Nine o’clock the following morning, gravel and dirt crunching under the tires, Connor drove his Mercedes up the long drive leading to the Windcroft horse farm. The sprawling, stone house looked fairly new considering how long the farm had been in the Windcroft family. The facade was punctuated with a lot of tall, easily accessible windows—a prowler’s dream. He hoped they had a good alarm system, and if they didn’t, they needed one.
Wood rocking chairs flanked the long, covered porch, and off to one side of the front yard a cedar swing sat amidst a pristine, green lawn in the shade of a towering oak whose leaves had just begun to turn yellow. In the distance, on acres of flat land, he could see barns and outbuildings, corrals dotted with mesquite trees. There was also another smaller, older house several hundred yards back from the main structure. He didn’t know much about horse farms, and even less about horses, but this one seemed pretty damn big. Which explained why Nita Windcroft was so charged to get to the bottom of the threats and mischief. The sheer size alone meant he would have his work cut out for him.
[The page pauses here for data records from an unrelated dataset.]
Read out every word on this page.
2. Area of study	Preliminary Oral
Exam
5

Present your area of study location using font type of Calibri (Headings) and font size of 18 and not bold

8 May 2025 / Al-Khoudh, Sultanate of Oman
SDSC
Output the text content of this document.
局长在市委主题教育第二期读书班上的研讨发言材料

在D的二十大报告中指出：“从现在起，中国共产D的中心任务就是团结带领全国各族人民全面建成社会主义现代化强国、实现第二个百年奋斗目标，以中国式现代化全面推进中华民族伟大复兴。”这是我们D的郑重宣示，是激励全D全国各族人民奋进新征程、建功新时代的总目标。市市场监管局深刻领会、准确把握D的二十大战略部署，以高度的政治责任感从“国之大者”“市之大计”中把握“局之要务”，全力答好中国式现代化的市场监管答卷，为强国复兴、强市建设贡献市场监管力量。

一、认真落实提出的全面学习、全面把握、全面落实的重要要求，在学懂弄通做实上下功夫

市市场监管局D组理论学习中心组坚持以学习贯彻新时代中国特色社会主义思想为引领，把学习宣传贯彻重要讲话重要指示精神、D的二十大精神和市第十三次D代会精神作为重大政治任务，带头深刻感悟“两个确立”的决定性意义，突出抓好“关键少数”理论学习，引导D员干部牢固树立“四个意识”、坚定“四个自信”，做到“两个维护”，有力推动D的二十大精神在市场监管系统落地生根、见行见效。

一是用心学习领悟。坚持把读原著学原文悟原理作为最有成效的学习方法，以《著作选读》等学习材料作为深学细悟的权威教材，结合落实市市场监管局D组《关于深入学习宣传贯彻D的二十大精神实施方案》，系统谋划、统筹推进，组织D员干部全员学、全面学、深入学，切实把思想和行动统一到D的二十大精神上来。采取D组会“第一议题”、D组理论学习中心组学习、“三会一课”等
The one thing he didn’t see, however, was horses, which struck him as odd.
He parked, grabbed his things from the back seat and stepped out into the cool, dusty air. Duffel bag in hand, he climbed the stairs to the porch and knocked on the front door. Several minutes passed with no answer so he knocked again.
“Can I help you?” a feminine voice inquired and Connor turned to find a woman climbing the steps behind him. She was tall and slim, dressed from head to toe in work-faded denim and a pair of battered cowboy boots. A farm hand, he assumed. A fine-looking one at that.
And young. She didn’t look a day past eighteen.
“Ma’am,” he said, removing his hat. “Name’s Connor Thorne.”
Hands on her hips, she eyed him up and down from under the brim of a black Stetson, as if she wasn’t quite sure what to make of him. Finally she said, “You’re older than I thought.”
“Beg your pardon?”
“You look older than your brother. But being twins, I guess you’re not.”
“You know my brother?”
“Of course I do.”
He should have figured. Before Jake had settled down, he’d been a shark with the ladies, though this one looked a bit young even for him.
She removed her hat and a mane of shiny black hair spilled down around her shoulders. She gazed up at him with a pair of wide, startlingly brilliant violet eyes.
Holy cow, he didn’t even know eyes came in that color. Whoever this girl was, she was a looker. At thirty-eight, he didn’t typically date women young enough to be his daughter, but this girl had a fresh, wholesome quality that intrigued him.
He also had a job to do, one that would leave no time for a roll in the hay with a stable girl.
“I’m looking for Nita Windcroft,” he said. “She’s expecting me.”
“Well—” she looked him up one side and down the other “—this is your lucky day, cowboy, because you just found her.”
Chapter Two
Salvation manifested itself in many forms.
This particular brand had showed up in tight jeans, a flannel shirt and cowboy boots.
And he was looking at her as though her hair had caught fire.
“You’re Nita Windcroft?”
“That’s what it says on my birth certificate.”
He shook his head, as if he couldn’t believe it. Connor may have been Jake’s identical twin, but they were complete opposites. Sure, they looked alike—the same height, the same dark brown hair, though Connor’s was cut military short. They both had eyes the color of the Texas sky at dusk on a cloudless day—deep, relentless blue. But Connor seemed darker somehow, more intense.
The lines bracketing his eyes were carved deeper in his skin, the worry lines in his forehead more pronounced. This man had obviously done his fair share of frowning. In their depths his eyes held the life experience of a man twice his age.
The things that man must have seen to have eyes like that.